This Fall Quarter, students enrolled in Courtney Putnam’s HUMAN 210 course (part one in the year-long series to produce Cascadia’s creative arts magazine Yours Truly) are reading Elizabeth Gilbert’s Book Big Magic: Creative Living Beyond Fear and debunking common myths about creativity, myths that Gilbert addresses in her book. In the following post, Cascadia students Parlin and Efrain address the myth that your creativity should be perfect.
Imperfection is Perfection
by Parlin Shields and Efrain Aguilar
Striving for perfection is not a new concept. We are congratulated for being the smartest, for being the fastest, for being the thinnest. Practice makes perfect. Our culture has been nudging us towards “perfection” for as long as we can remember, and it takes some real world experience to realize that this “perfection” they told us about when we were young is only a myth.

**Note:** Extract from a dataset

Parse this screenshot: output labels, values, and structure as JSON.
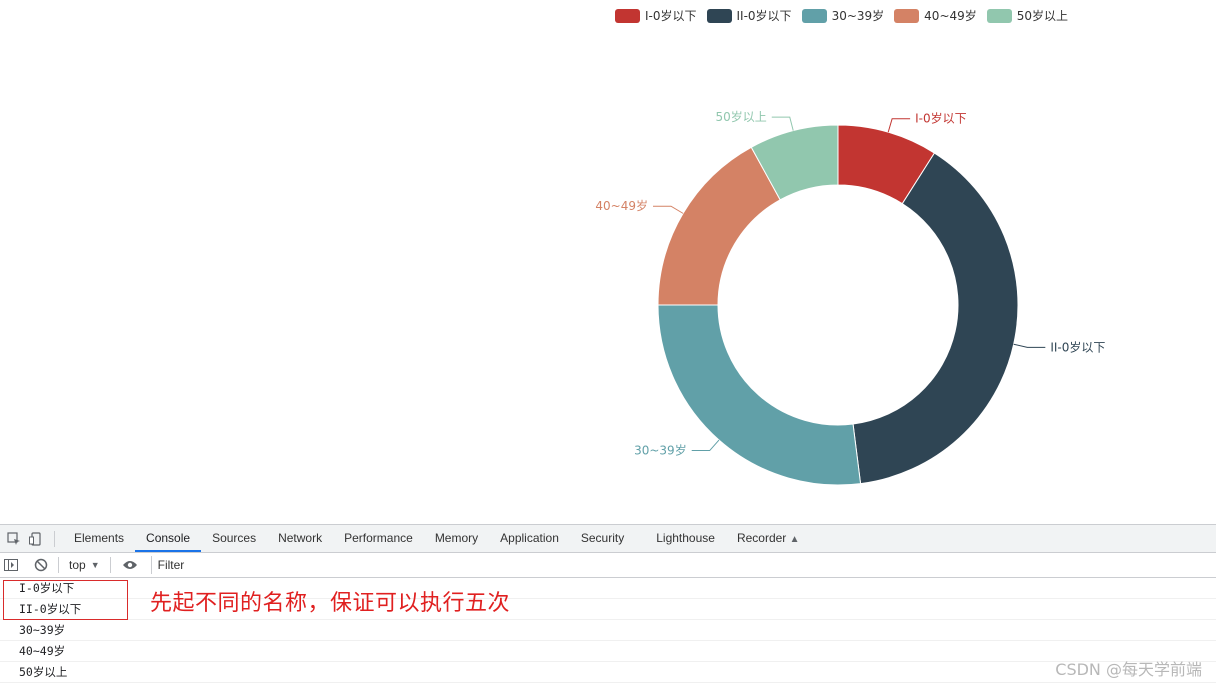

But the thing is, perfection does exist. It exists in the machine made and freaks of nature. The human race has used perfection as a tool for survival. Perfection is different depending on the discipline. Like beauty, perfection is subjective, and shifts over culture and time. Are humans perfect? No. If everything had to be perfect, then by golly! nothing would ever happen. People would just stand around stewing in their own inherent failure waiting for genius to pounce—waiting for their muse to shell out some goddamn brilliant ideas.

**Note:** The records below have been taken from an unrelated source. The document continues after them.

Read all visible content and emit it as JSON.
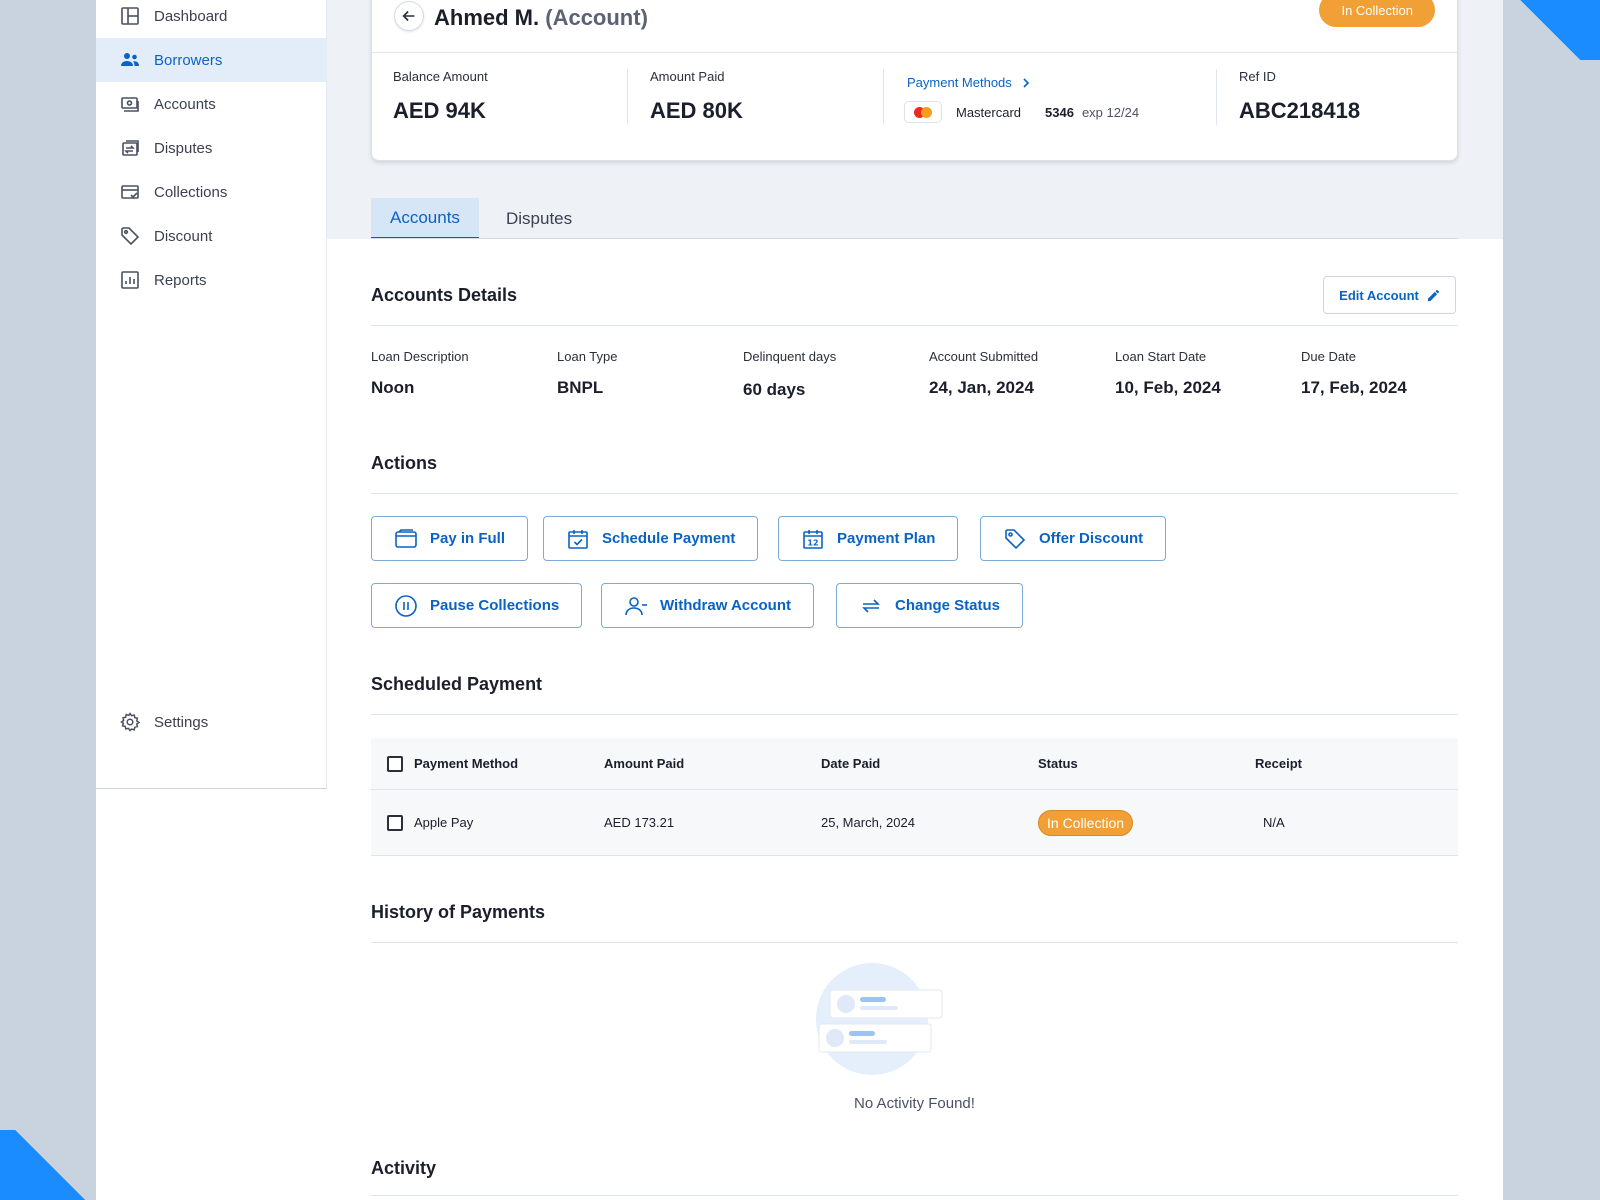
{
  "sidebar": {
    "items": [
      {
        "label": "Dashboard",
        "icon": "dashboard-icon"
      },
      {
        "label": "Borrowers",
        "icon": "users-icon"
      },
      {
        "label": "Accounts",
        "icon": "accounts-icon"
      },
      {
        "label": "Disputes",
        "icon": "disputes-icon"
      },
      {
        "label": "Collections",
        "icon": "collections-icon"
      },
      {
        "label": "Discount",
        "icon": "tag-icon"
      },
      {
        "label": "Reports",
        "icon": "reports-icon"
      }
    ],
    "settings_label": "Settings"
  },
  "header": {
    "name": "Ahmed M.",
    "sub": "(Account)",
    "status_badge": "In Collection"
  },
  "summary": {
    "balance_label": "Balance Amount",
    "balance_value": "AED 94K",
    "paid_label": "Amount Paid",
    "paid_value": "AED 80K",
    "payment_methods_label": "Payment Methods",
    "card_brand": "Mastercard",
    "card_last4": "5346",
    "card_exp": "exp 12/24",
    "ref_label": "Ref ID",
    "ref_value": "ABC218418"
  },
  "tabs": [
    {
      "label": "Accounts",
      "active": true
    },
    {
      "label": "Disputes",
      "active": false
    }
  ],
  "account_details": {
    "title": "Accounts Details",
    "edit_label": "Edit Account",
    "fields": [
      {
        "label": "Loan Description",
        "value": "Noon"
      },
      {
        "label": "Loan Type",
        "value": "BNPL"
      },
      {
        "label": "Delinquent days",
        "value": "60 days"
      },
      {
        "label": "Account Submitted",
        "value": "24, Jan, 2024"
      },
      {
        "label": "Loan Start Date",
        "value": "10, Feb, 2024"
      },
      {
        "label": "Due Date",
        "value": "17, Feb, 2024"
      }
    ]
  },
  "actions": {
    "title": "Actions",
    "buttons": [
      {
        "label": "Pay in Full",
        "icon": "wallet-icon"
      },
      {
        "label": "Schedule Payment",
        "icon": "calendar-check-icon"
      },
      {
        "label": "Payment Plan",
        "icon": "calendar-icon"
      },
      {
        "label": "Offer Discount",
        "icon": "tag-icon"
      },
      {
        "label": "Pause Collections",
        "icon": "pause-icon"
      },
      {
        "label": "Withdraw Account",
        "icon": "user-minus-icon"
      },
      {
        "label": "Change Status",
        "icon": "refresh-icon"
      }
    ]
  },
  "scheduled_payment": {
    "title": "Scheduled Payment",
    "columns": [
      "Payment Method",
      "Amount Paid",
      "Date Paid",
      "Status",
      "Receipt"
    ],
    "rows": [
      {
        "method": "Apple Pay",
        "amount": "AED 173.21",
        "date": "25, March, 2024",
        "status": "In Collection",
        "receipt": "N/A"
      }
    ]
  },
  "history": {
    "title": "History of Payments",
    "empty_text": "No Activity Found!"
  },
  "activity": {
    "title": "Activity"
  },
  "colors": {
    "accent": "#0a63c4",
    "status_orange": "#f0a035",
    "active_bg": "#e3edf9"
  }
}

The need for “perfect” can paralyze you. It’s hard to create when you are scared of the outcome. Fear is the dirty little side effect nobody really likes talking about. “I’ve been absolutely terrified [of creating] every minute of my life” said artist Georgia O’Keeffe, “and I’ve never let it keep me from doing a single thing I wanted to do.” So you aren’t perfect. I’m not perfect. Humans are chock full of flaws, and that’s OK.

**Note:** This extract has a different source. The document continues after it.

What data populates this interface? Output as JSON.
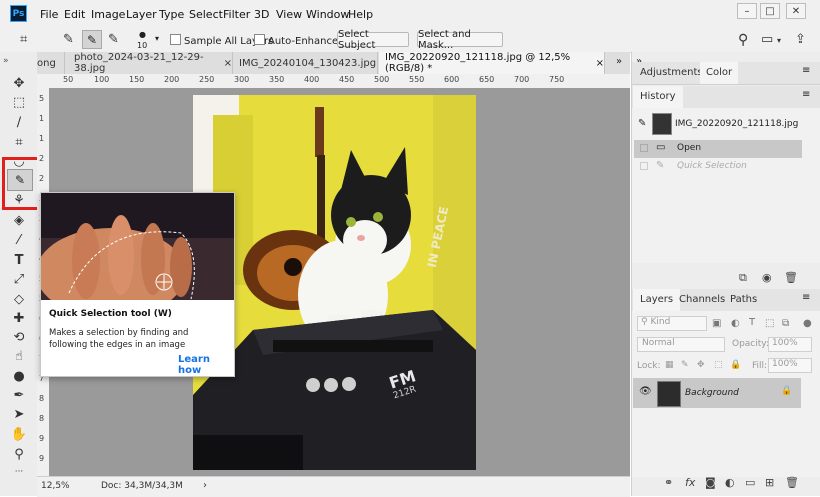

If art can never be truly perfect, than no brushstroke, angle of a shot, or note of music can ever be the same. But imperfection really is perfection. Imperfection is beautiful. Flaws are beautiful. If everything had to be perfect then we would never hear rock n’ roll, or witness the dada movement. “The diversity in our creative expression is fantastic,” writes author Elizabeth Gilbert in Big Magic.
So live your creative life. Live without constraints. Live without striving for perfection. Draw! Paint! Write! Concoct! Create! People aren’t perfect, but you are unique, you are flawed—and beautifully so. “Whether you think you’re brilliant or you think you’re a loser,” says Elizabeth Gilbert, “Just make whatever you need to make and toss it out there.” All you have to remember is imperfection is perfection.